New Zealand is also an important example to look at.

New Zealand’s response to the virus resembles that of South Korea, also incorporating strict and systematic policies from the government.

Jacinda Ardern, the prime minister of New Zealand, has especially played a significant role in leading the country out of the virus in a remarkably short time period. According to CNN, Ardern delivered a speech in late March at the very onset of the virus pandemic, warning the probable danger of the virus and declaring a lockdown. Whether the speech was a scare tactic still remains unclear.

However, her early response to the virus pandemic greatly reduced the spread of the virus in the first place.

On April 8, she declared a compulsory two-weeks quarantine with only 6 reported cases of the virus. Promptly, she also required two weeks of quarantine for any travels oversea, before any other major countries, according to CNN.

With her solid leadership, New Zealanders have since complied with the safety and quarantine rules, further preventing the spread of the virus. Along with the country’s extremely low population density, Ardern’s policies have successfully led New Zealand out of the terror of the virus. 

Looking at the responses of the countries above, it is quite peculiar why the US, the most affluent country in the world, is still suffering from the virus.

A closer observation of our response, however, makes the answer seem rather clearer.

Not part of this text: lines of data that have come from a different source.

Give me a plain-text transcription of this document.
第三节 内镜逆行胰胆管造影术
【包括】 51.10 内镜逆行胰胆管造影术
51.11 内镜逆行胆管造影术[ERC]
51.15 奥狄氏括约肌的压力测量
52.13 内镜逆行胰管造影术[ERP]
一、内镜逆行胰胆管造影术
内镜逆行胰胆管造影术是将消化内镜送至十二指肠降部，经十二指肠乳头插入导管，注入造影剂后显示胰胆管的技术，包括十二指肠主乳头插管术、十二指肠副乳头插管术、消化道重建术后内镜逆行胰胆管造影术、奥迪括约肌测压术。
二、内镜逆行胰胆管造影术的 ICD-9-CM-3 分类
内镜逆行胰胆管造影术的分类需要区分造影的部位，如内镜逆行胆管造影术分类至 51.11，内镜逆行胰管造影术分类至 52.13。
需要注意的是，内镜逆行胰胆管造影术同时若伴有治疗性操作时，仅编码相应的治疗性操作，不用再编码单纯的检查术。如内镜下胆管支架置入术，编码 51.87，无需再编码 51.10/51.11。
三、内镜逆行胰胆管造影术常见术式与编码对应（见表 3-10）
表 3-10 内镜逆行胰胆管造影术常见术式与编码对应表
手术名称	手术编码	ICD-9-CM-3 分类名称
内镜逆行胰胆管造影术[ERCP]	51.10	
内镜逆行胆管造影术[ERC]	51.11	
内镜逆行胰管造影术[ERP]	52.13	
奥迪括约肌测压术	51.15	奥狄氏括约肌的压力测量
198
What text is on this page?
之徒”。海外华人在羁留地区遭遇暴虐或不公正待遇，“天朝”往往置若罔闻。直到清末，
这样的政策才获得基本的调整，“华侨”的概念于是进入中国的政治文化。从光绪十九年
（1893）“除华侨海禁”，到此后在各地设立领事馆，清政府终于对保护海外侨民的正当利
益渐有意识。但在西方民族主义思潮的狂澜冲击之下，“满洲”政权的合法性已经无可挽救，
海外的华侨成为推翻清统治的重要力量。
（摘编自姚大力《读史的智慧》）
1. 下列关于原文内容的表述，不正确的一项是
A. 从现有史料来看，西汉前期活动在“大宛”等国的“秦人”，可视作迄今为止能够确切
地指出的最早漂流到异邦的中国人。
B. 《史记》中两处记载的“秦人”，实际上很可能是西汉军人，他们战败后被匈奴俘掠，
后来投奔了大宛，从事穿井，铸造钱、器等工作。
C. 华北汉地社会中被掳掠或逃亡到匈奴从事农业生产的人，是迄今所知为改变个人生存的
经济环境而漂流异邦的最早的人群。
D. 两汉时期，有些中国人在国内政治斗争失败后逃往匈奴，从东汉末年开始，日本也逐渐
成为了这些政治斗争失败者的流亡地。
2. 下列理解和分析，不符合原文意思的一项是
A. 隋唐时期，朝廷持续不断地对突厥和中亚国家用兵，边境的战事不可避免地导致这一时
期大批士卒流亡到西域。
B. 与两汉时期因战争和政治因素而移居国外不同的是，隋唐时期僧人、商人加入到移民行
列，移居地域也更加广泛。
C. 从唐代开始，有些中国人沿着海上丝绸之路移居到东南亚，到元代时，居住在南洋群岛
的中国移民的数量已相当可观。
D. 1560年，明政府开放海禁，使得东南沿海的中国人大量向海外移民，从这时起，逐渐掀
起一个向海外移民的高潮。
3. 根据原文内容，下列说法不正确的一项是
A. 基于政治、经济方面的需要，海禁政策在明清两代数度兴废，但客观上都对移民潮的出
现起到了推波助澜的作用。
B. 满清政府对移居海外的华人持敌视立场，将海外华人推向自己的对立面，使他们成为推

Most notably: late governmental response.

According to USA Today, January 15 marked the first reported case of COVID-19 in the US. While the Trump administration declared on January 22 everything was under control, the government took no significant attempt to oppress the virus for the next six weeks — no quarantine, no mask supplies, no social distancing.

In addition, the high cost of healthcare, due to the excessive administrative costs, has made virus testings and treatment inaccessible for a significant portion of the US population. The lack of testing devices compared to the population especially created chaos in more populated regions such as New York.

Most importantly, however, the low awareness of safety played the biggest role in the expansion of the virus within the states. The lack of mask supplies and hand sanitizers had numerous people roam around the streets without any masks or gloves on. 

What the current pandemic imparts to us is not a transient necessity of masks and hand sanitizers; the sense of safety awareness and mutual respect should be habitualized, even when the virus finally loses its power.

In a broader scope, it is also imperative for the government to place a greater emphasis on healthcare so that a tragedy of 2020 would not happen again.